Click on the image for a video guide. A text version of the same material, with linked screenshots, can be read below.
The Proceedings of the Old Bailey are made up of 120 million words, recording 197,000 trials held at the Old Bailey, or Central Criminal Court in London, between 1674 and 1913. All of human life, and every kind of crime is here. This tutorial is designed to get you started searching for names and phrases. The easiest way of searching this text is by key word from the home page.
The first thing most people do is search for their own name.
The results page lists the first ten trials or results. To know the full number of results returned, select Calculate Total at the top of the results page.
Searching for a name such as Hitchcock produces 288 results, listed ten per page. You can navigate to later trials using the Jump to page menus at the top and bottom of each results page. This only appears if you have already selected Calculate Total.
Result number 3, for William Hitchcock, looks interesting, and you can read his trial report by selecting the line of text beginning: William Hitchcock, Theft...
This will take you to the trial text itself, where we discover that William Hitchcock, and one other person, named only as H-G-, were indicted for assaulting and pickpocketing two bills of exchange from John Hatchet in 1698. The trial report also indicates that William was found guilty and sentenced to hang, and that H-G- was branded for this same offence.
You can read descriptions of the offences, verdicts and punishments associated with each trial by following the links in the yellow box or trial header at the top of the page.

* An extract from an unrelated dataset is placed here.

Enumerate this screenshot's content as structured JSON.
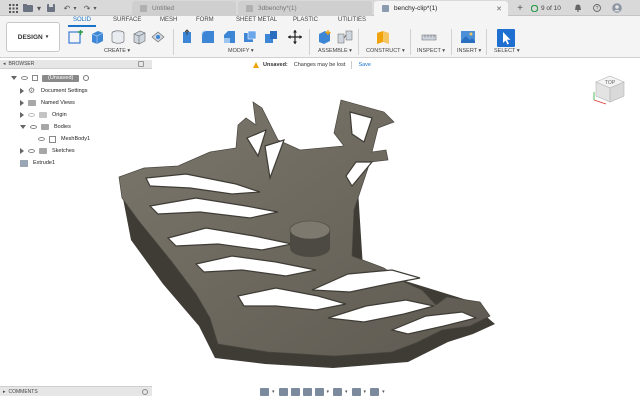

The first line in the yellow box is labelled Reference Number.
This provides a unique identifier for this particular trial or piece of text. In this instance the reference number is t16980223-37. You can use this number to navigate back to this trial from the home page or other search pages. You can also view an image of the original printed page by selecting See Original from the right hand margin. This will take you to a scan of the original page, though you will probably need to scroll down to find the actual trial, as more than one trial was published on most pages.
More complex searches can be undertaken from the Search Home page. You can navigate to this page from any other page on the site by selecting the link labelled Search Home in the left column, or labelled Search in the menu along the top of the page.
Search Home allows you to search by keyword or phrase, surname, given name, alias, offence, verdict, or punishment. You can also limit your search to particular types of text beyond the trials. These options are listed in the pull down menu, and include Advertisements, Front matter, the Ordinary of Newgate's Accounts (biographies of executed criminals), punishment summaries and supplementary material. The default setting is All Text.
You can also limit the time period you are searching, using the From and To boxes towards the bottom of the page. For further help using any of these facilities, click on the question mark in the orange diamond by each search box, or consult the dedicated Guide to Searching.
Unlike the search box on the home page, the Search Home facility allows you to combine different types of searches. You might, for instance, be interested in a particular trade, and wish to include a phrase such as "silver smith" in the keyword box. Be sure to click the phrase radio button to undertake a phrase search.
Or you might wish to combine this phrase search with a name search in order to help identify a specific silver smith. You might, for instance, include William Young in the Forename and Surname boxes. And you might be interested in a particular period, and so put 1730 and 1760 into the date limit boxes.
You may need to scroll down to the bottom of the page to see the orange search button. Select this button to begin your search.
For most purposes, in order to look for named individuals, or keywords or phrases, or indeed crimes and verdicts, the Search Home page will provide all the functionality you will need. But you can also use the Personal Details, Statistics, and Custom Search pages to access more functions and to narrow your searches to make them more effective. You can also use the browse pages to look through the Proceedings and Ordinary's Accounts by date; or search the Ordinary's Accounts separately. The Associated Records page allows you to search a database of materials related to the trial accounts reproduced here. The Place and Map Search is currently unavailable but Locating London's Past helps locate crime locations and defendants' homes on maps from the period.